Darryl Young, also 62, does not live on the same floor as Grayson but says he came to know him well over the years. He affectionately called him “Little Man,” he said, and would take him out for cheeseburgers at McDonald’s.
There were concerns Young heard of, he said, secondhand from others around the building about neglect. He said he was among those in the building who tried to make sure Grayson stayed fed.
It seemed to Young that Grayson’s mother would bring the boy out to see neighbors when she wanted to get him a meal — something Young says he was always happy to oblige. There were other times where he worried Grayson was being left unattended.
“She would leave that baby upstairs. She would leave that baby. The baby one day got out, and he was out there in the hallway,” Young said.
‘Out the window’
On Nov. 27, around 11:30 a.m., Kansas City police officers were dispatched to the alleyway southwest of 10th Street and Grand Boulevard.
On the ground was a child, identified as Grayson, suffering from “apparent head trauma.” Officers noticed there was an open window above the place where the boy was found, a Kansas City detective noted in an affidavit seeking a search warrant last week.
Police officers spoke with an apartment manager and went to the 17th floor of the building. They knocked on the door and the voice of a woman was heard on the other side, calling for help.
After the door was unlocked, officers and detectives entered and found Grayson’s mother on the floor underneath the open window. Asked where her son was, she uttered “Out the window,” the affidavit says.
She was taken to a hospital for an unspecified reason. Court records show a search warrant was served at the apartment that Monday afternoon. The search warrant application asked for a court order to look for blood, bloody clothing, fingerprints and trace evidence.

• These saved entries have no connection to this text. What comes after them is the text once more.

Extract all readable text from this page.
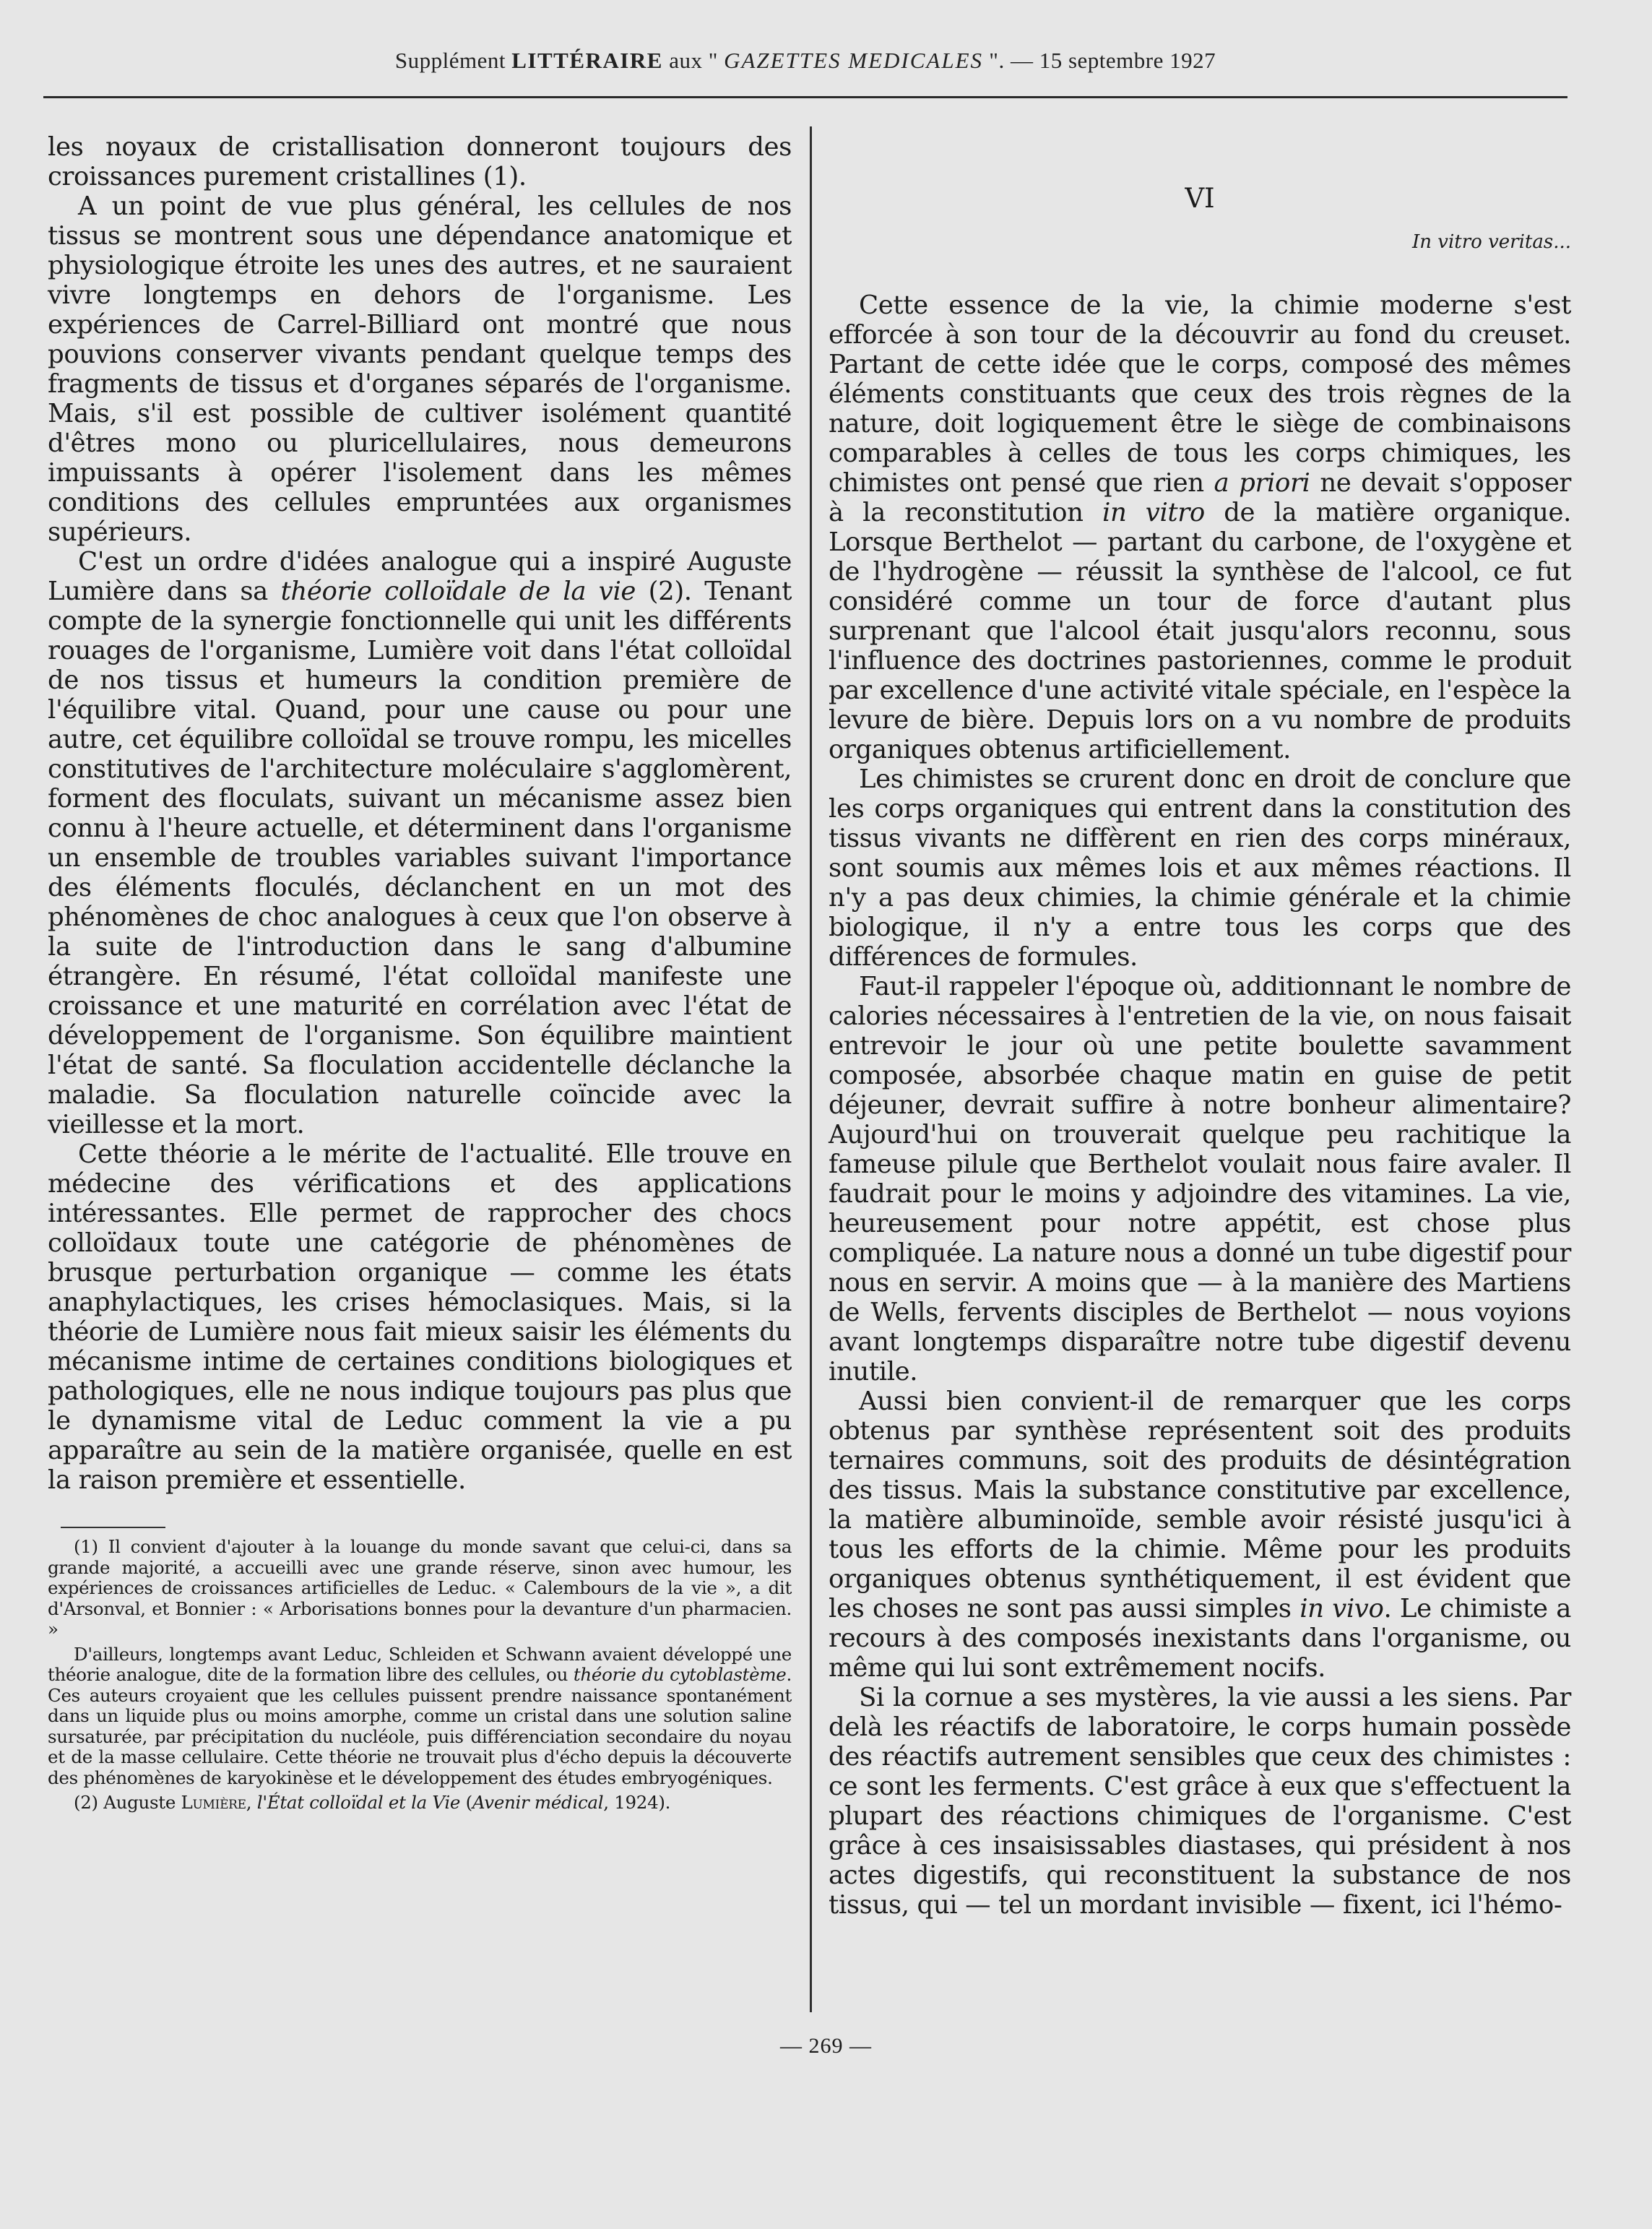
Supplément LITTÉRAIRE aux " GAZETTES MEDICALES ". — 15 septembre 1927

les noyaux de cristallisation donneront toujours des croissances purement cristallines (1).

A un point de vue plus général, les cellules de nos tissus se montrent sous une dépendance anatomique et physiologique étroite les unes des autres, et ne sauraient vivre longtemps en dehors de l'organisme. Les expériences de Carrel-Billiard ont montré que nous pouvions conserver vivants pendant quelque temps des fragments de tissus et d'organes séparés de l'organisme. Mais, s'il est possible de cultiver isolément quantité d'êtres mono ou pluricellulaires, nous demeurons impuissants à opérer l'isolement dans les mêmes conditions des cellules empruntées aux organismes supérieurs.

C'est un ordre d'idées analogue qui a inspiré Auguste Lumière dans sa théorie colloïdale de la vie (2). Tenant compte de la synergie fonctionnelle qui unit les différents rouages de l'organisme, Lumière voit dans l'état colloïdal de nos tissus et humeurs la condition première de l'équilibre vital. Quand, pour une cause ou pour une autre, cet équilibre colloïdal se trouve rompu, les micelles constitutives de l'architecture moléculaire s'agglomèrent, forment des floculats, suivant un mécanisme assez bien connu à l'heure actuelle, et déterminent dans l'organisme un ensemble de troubles variables suivant l'importance des éléments floculés, déclanchent en un mot des phénomènes de choc analogues à ceux que l'on observe à la suite de l'introduction dans le sang d'albumine étrangère. En résumé, l'état colloïdal manifeste une croissance et une maturité en corrélation avec l'état de développement de l'organisme. Son équilibre maintient l'état de santé. Sa floculation accidentelle déclanche la maladie. Sa floculation naturelle coïncide avec la vieillesse et la mort.

Cette théorie a le mérite de l'actualité. Elle trouve en médecine des vérifications et des applications intéressantes. Elle permet de rapprocher des chocs colloïdaux toute une catégorie de phénomènes de brusque perturbation organique — comme les états anaphylactiques, les crises hémoclasiques. Mais, si la théorie de Lumière nous fait mieux saisir les éléments du mécanisme intime de certaines conditions biologiques et pathologiques, elle ne nous indique toujours pas plus que le dynamisme vital de Leduc comment la vie a pu apparaître au sein de la matière organisée, quelle en est la raison première et essentielle.

(1) Il convient d'ajouter à la louange du monde savant que celui-ci, dans sa grande majorité, a accueilli avec une grande réserve, sinon avec humour, les expériences de croissances artificielles de Leduc. « Calembours de la vie », a dit d'Arsonval, et Bonnier : « Arborisations bonnes pour la devanture d'un pharmacien. »

D'ailleurs, longtemps avant Leduc, Schleiden et Schwann avaient développé une théorie analogue, dite de la formation libre des cellules, ou théorie du cytoblastème. Ces auteurs croyaient que les cellules puissent prendre naissance spontanément dans un liquide plus ou moins amorphe, comme un cristal dans une solution saline sursaturée, par précipitation du nucléole, puis différenciation secondaire du noyau et de la masse cellulaire. Cette théorie ne trouvait plus d'écho depuis la découverte des phénomènes de karyokinèse et le développement des études embryogéniques.

(2) Auguste Lumière, l'État colloïdal et la Vie (Avenir médical, 1924).

VI
In vitro veritas...

Cette essence de la vie, la chimie moderne s'est efforcée à son tour de la découvrir au fond du creuset. Partant de cette idée que le corps, composé des mêmes éléments constituants que ceux des trois règnes de la nature, doit logiquement être le siège de combinaisons comparables à celles de tous les corps chimiques, les chimistes ont pensé que rien a priori ne devait s'opposer à la reconstitution in vitro de la matière organique. Lorsque Berthelot — partant du carbone, de l'oxygène et de l'hydrogène — réussit la synthèse de l'alcool, ce fut considéré comme un tour de force d'autant plus surprenant que l'alcool était jusqu'alors reconnu, sous l'influence des doctrines pastoriennes, comme le produit par excellence d'une activité vitale spéciale, en l'espèce la levure de bière. Depuis lors on a vu nombre de produits organiques obtenus artificiellement.

Les chimistes se crurent donc en droit de conclure que les corps organiques qui entrent dans la constitution des tissus vivants ne diffèrent en rien des corps minéraux, sont soumis aux mêmes lois et aux mêmes réactions. Il n'y a pas deux chimies, la chimie générale et la chimie biologique, il n'y a entre tous les corps que des différences de formules.

Faut-il rappeler l'époque où, additionnant le nombre de calories nécessaires à l'entretien de la vie, on nous faisait entrevoir le jour où une petite boulette savamment composée, absorbée chaque matin en guise de petit déjeuner, devrait suffire à notre bonheur alimentaire? Aujourd'hui on trouverait quelque peu rachitique la fameuse pilule que Berthelot voulait nous faire avaler. Il faudrait pour le moins y adjoindre des vitamines. La vie, heureusement pour notre appétit, est chose plus compliquée. La nature nous a donné un tube digestif pour nous en servir. A moins que — à la manière des Martiens de Wells, fervents disciples de Berthelot — nous voyions avant longtemps disparaître notre tube digestif devenu inutile.

Aussi bien convient-il de remarquer que les corps obtenus par synthèse représentent soit des produits ternaires communs, soit des produits de désintégration des tissus. Mais la substance constitutive par excellence, la matière albuminoïde, semble avoir résisté jusqu'ici à tous les efforts de la chimie. Même pour les produits organiques obtenus synthétiquement, il est évident que les choses ne sont pas aussi simples in vivo. Le chimiste a recours à des composés inexistants dans l'organisme, ou même qui lui sont extrêmement nocifs.

Si la cornue a ses mystères, la vie aussi a les siens. Par delà les réactifs de laboratoire, le corps humain possède des réactifs autrement sensibles que ceux des chimistes : ce sont les ferments. C'est grâce à eux que s'effectuent la plupart des réactions chimiques de l'organisme. C'est grâce à ces insaisissables diastases, qui président à nos actes digestifs, qui reconstituent la substance de nos tissus, qui — tel un mordant invisible — fixent, ici l'hémo-

— 269 —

A property inventory receipt for the apartment lists the collection of photographs, DNA swabs, latent fingerprints and Hemastix, which is used by forensics investigators to detect the presence of blood. Specific details of what Kansas City police discovered inside remained unknown Wednesday.
As Kansas City police investigate Grayson’s death, the Grand Boulevard Lofts and other local community members continue to reel from the tragedy.
Over the past week, a memorial — complete with candles, stuffed animals, letters and toy fire trucks — has grown in the alley marking the spot where Grayson was found dead.
As mourners gathered and comforted one another Saturday, near where the child’s body was found, one neighbor, Shakaela Bruce, 28, said a sense of guilt permeates the hearts of those who remember seeing a “cheerful” boy from the 17th floor.
“The entire building is shaken,” Bruce said.
The Star’s Laura Bauer and Samantha Latson contributed to this report.